Entscheidungsstichwort (Thema)
Überschuldung. Ursächlichkeit nicht kostendeckender Mieten für Überschuldung. Modernisierungsmaßnahmen. Instandsetzungsmaßnahmen
Leitsatz (amtlich)
Nicht kostendeckende Mieten waren dann nicht ursächlich im Sinne des § 1 Abs. 2 VermG für die Überschuldung eines bebauten Grundstücks, wenn die Überschuldung nicht eingetreten wäre, falls ein Kredit statt für – tatsächlich durchgeführte – Modernisierungsmaßnahmen für notwendige Instandsetzungen verwendet worden wäre.
Normenkette
VermG § 1 Abs. 2
Verfahrensgang
VG Gera (Entscheidung vom 04.05.2000; Aktenzeichen 6 K 447/96 GE) |
Tenor
Der Antrag der Klägerin auf Gewährung von Prozesskostenhilfe und Beiordnung ihres Prozessbevollmächtigten wird abgelehnt.
Gründe
Die gewünschte Prozesskostenhilfe kann nicht gewährt werden, weil die Beschwerde gegen die Nichtzulassung der Revision in dem Urteil des Verwaltungsgerichts Gera vom 4. Mai 2000 keine hinreichende Aussicht auf Erfolg bietet (§ 166 VwGO i.V.m. § 114 ZPO). Die Rechtssache hat keine grundsätzliche Bedeutung (§ 132 Abs. 2 Nr. 1 VwGO, vgl. 1.). Das verwaltungsgerichtliche Urteil weicht auch nicht von einer in der Beschwerde bezeichneten Entscheidung des Bundesverwaltungsgerichts ab (§ 132 Abs. 2 Nr. 2 VwGO, vgl. 2.). Schließlich liegt kein geltend gemachter Verfahrensmangel vor, auf dem die Entscheidung des Verwaltungsgerichts beruhen kann (§ 132 Abs. 2 Nr. 3 VwGO, vgl. 3.).

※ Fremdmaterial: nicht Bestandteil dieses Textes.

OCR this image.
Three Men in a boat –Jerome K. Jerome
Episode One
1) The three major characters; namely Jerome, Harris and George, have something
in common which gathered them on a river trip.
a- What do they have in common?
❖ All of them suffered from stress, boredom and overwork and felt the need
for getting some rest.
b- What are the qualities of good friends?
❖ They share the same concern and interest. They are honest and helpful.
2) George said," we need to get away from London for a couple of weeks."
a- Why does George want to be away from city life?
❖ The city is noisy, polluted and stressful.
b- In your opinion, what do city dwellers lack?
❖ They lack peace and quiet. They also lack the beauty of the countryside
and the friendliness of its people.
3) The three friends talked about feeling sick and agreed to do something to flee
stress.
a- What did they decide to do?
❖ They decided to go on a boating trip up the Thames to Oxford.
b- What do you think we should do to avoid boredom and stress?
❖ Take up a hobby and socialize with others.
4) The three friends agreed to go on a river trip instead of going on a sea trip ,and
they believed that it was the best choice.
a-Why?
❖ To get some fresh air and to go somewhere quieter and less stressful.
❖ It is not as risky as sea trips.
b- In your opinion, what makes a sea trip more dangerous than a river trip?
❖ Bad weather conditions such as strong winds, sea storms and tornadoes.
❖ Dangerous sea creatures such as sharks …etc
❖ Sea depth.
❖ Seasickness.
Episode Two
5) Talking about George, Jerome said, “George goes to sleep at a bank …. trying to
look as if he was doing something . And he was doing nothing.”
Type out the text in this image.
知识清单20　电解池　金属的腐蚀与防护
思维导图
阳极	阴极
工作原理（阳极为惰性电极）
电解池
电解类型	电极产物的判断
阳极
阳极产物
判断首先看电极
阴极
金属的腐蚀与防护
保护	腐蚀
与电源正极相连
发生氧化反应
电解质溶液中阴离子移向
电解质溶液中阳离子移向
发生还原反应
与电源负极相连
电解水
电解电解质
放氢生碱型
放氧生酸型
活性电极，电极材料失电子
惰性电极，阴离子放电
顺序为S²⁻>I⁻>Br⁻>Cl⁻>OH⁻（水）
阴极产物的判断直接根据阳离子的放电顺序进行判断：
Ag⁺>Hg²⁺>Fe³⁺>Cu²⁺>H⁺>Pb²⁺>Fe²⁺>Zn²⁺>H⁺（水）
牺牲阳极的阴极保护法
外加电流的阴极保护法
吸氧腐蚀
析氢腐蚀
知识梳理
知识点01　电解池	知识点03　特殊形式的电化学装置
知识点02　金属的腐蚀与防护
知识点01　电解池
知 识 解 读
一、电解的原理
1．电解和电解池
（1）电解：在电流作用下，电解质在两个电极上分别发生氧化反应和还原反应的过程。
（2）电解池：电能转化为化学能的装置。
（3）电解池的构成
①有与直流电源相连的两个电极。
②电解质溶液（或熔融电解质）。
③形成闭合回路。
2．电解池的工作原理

1. Grundsätzlich bedeutsam ist eine Rechtssache nur dann, wenn in dem angestrebten Revisionsverfahren die Klärung einer in ihrer Bedeutung über den der Beschwerde zugrunde liegenden Einzelfall hinausgehenden klärungsbedürftigen Rechtsfrage des revisiblen Rechts (vgl. § 137 Abs. 1 VwGO) zu erwarten ist. In der Beschwerdebegründung muss daher dargelegt (§ 133 Abs. 3 Satz 3 VwGO), das heißt näher ausgeführt werden, dass und inwieweit eine bestimmte Rechtsfrage des Bundesrechts im allgemeinen Interesse klärungsbedürftig und warum ihre Klärung in dem beabsichtigten Revisionsverfahren zu erwarten ist (stRspr vgl. u.a. Beschluss vom 2. Oktober 1961 – BVerwG 8 B 78.61 – BVerwGE 13, 90 ≪91≫). Soweit die Beschwerde die grundsätzliche Bedeutung der Rechtssache mit Angriffen gegen die verwaltungsgerichtliche Entscheidung zu begründen versucht, genügt sie dem Darlegungsgebot nicht. Im Übrigen hält die Beschwerde sinngemäß die Frage für klärungsbedürftig, ob nicht kostendeckende Mieten auch dann i.S.d. § 1 Abs. 2 VermG ursächlich für die Überschuldung eines bebauten Grundstücks waren, wenn die Überschuldung nicht eingetreten wäre, falls ein Kredit statt für – tatsächlich durchgeführte – Modernisierungsmaßnahmen für notwendige Instandsetzungen verwendet worden wäre.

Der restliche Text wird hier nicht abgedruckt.